The resulting model has a pretty good fit in terms of slope, but the intercept variances are far smaller than I would expect, on the order of +/- 0.01. This results in a very poor capture of the variance around the origin. I would have expected much larger estimated error in the intercept in order to capture this variation around the slope. Model checks looking at mixing, posterior predictive checks, lagged autocorrelation, all look good. Am I mis-specifying my model in some obvious way? Is there another way to specify the priors to allow the intercept to capture more of the variance? Any help would be much appreciated. Thanks.

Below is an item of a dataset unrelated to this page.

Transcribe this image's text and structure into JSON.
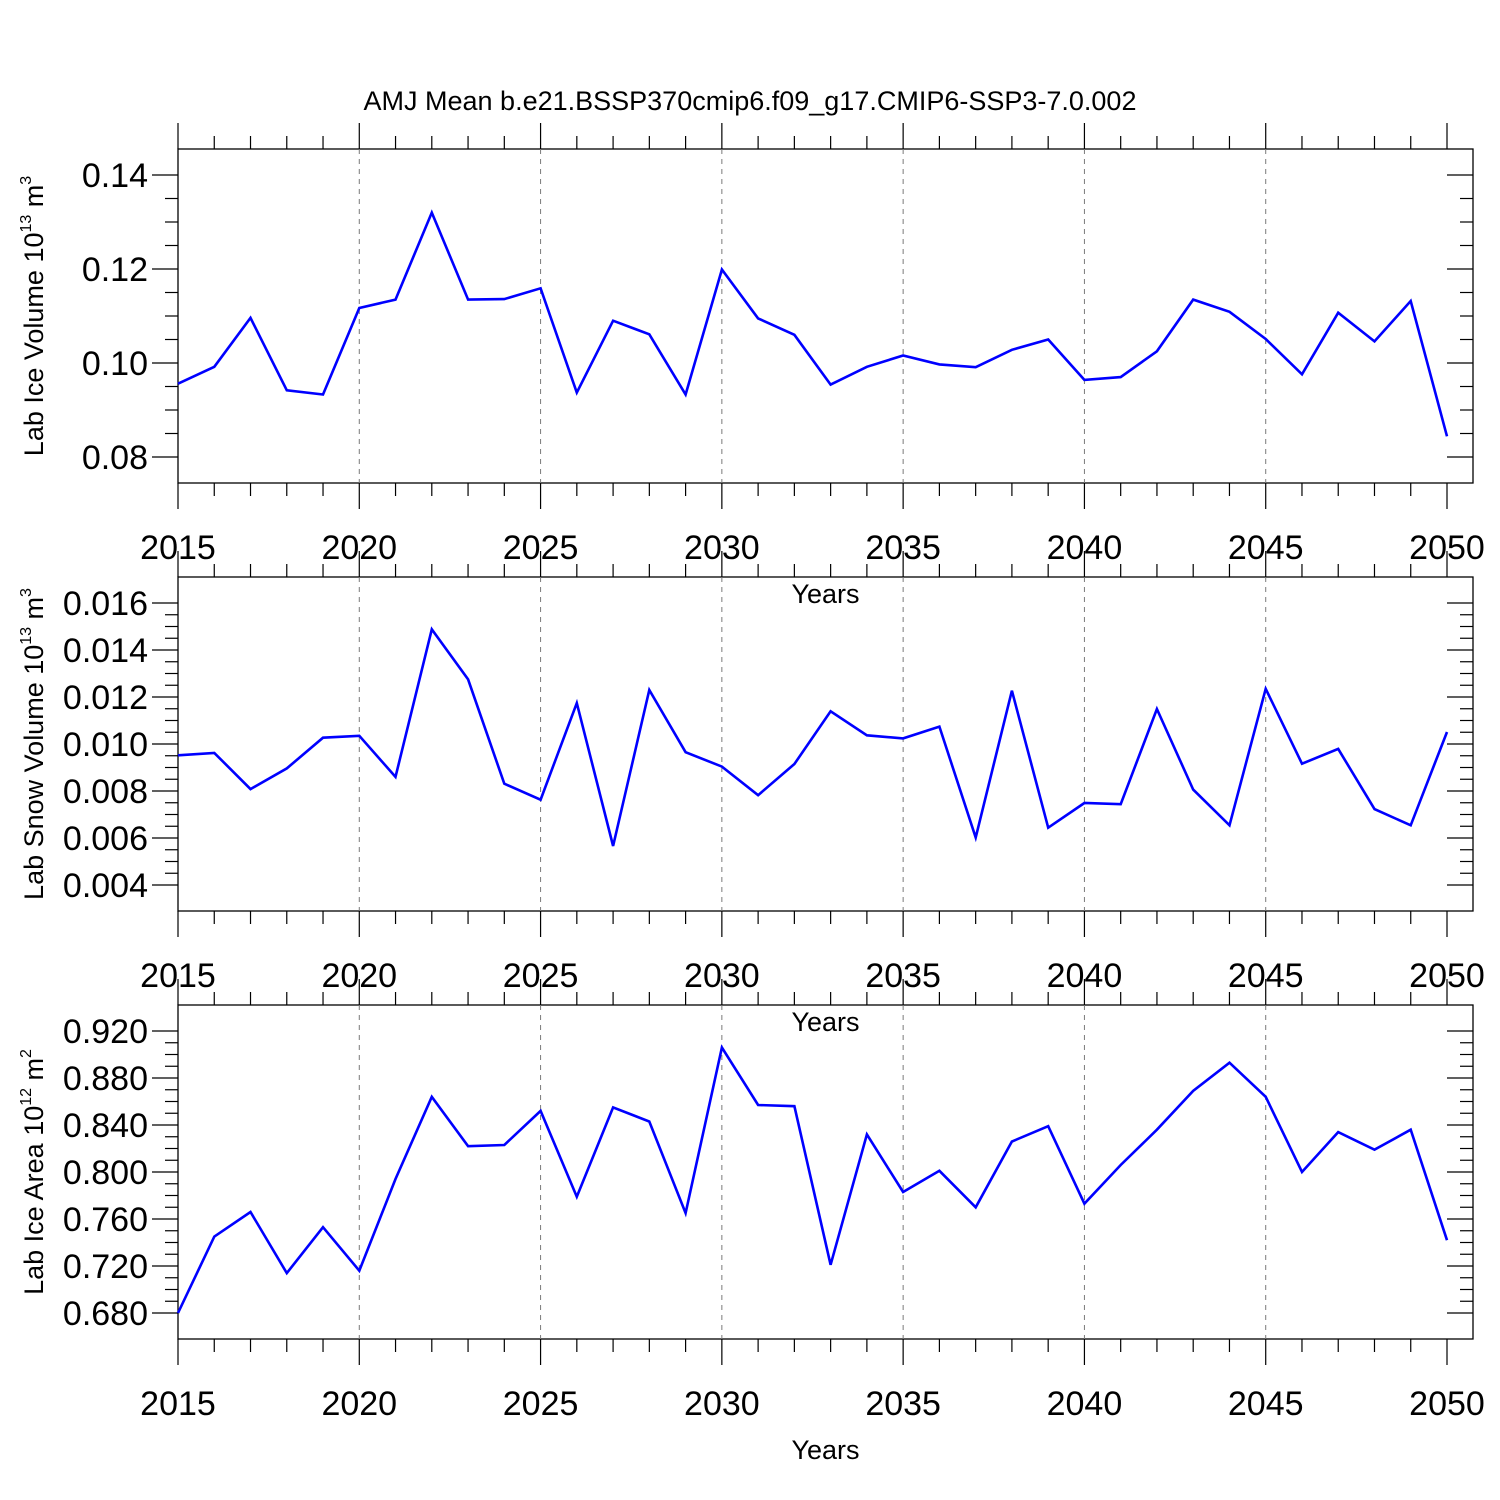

I think you may be confusing the posterior variance for the intercept and the posterior predictive uncertainty. Posterior predictive inference takes the form:

p(\tilde{y} \mid y) = \int p(\tilde{y} \mid \theta) \cdot p(\theta \mid y) \ \text{d}\theta.

There are two sources of uncertainty here. The posterior p(\theta \mid y) gives you the estimation uncertainty—that’s the posterior for the parameters \theta given the observed data y. The second source of uncertainty is the sampling distribution for new data, p(\tilde{y} \mid \theta). Here, if we have a regression, then it’s \tilde{y_n} \sim \text{normal}(\alpha + \beta \cdot \tilde{x}_n, \sigma), where you get additional sampling variance from the \sigma.

In terms of sampling, if you want to sample \tilde{y}_n given \tilde{x}_n, you want to average over draws for \alpha, \beta, \sigma as follows:

\frac{1}{M} \sum_{m=1}^M \tilde{y}^{(m)},

where

\tilde{y}_n^{(m)} \sim \text{normal}(\alpha^{(m)} + \beta^{(m)} \cdot \tilde{x}_n, \sigma^{(m)})

is sampled using a random number generator and we sample the parameters from the posterior,

\alpha^{(m)}, \beta^{(m)}, \sigma^{(m)} \sim p(\alpha, \beta, \sigma \mid y).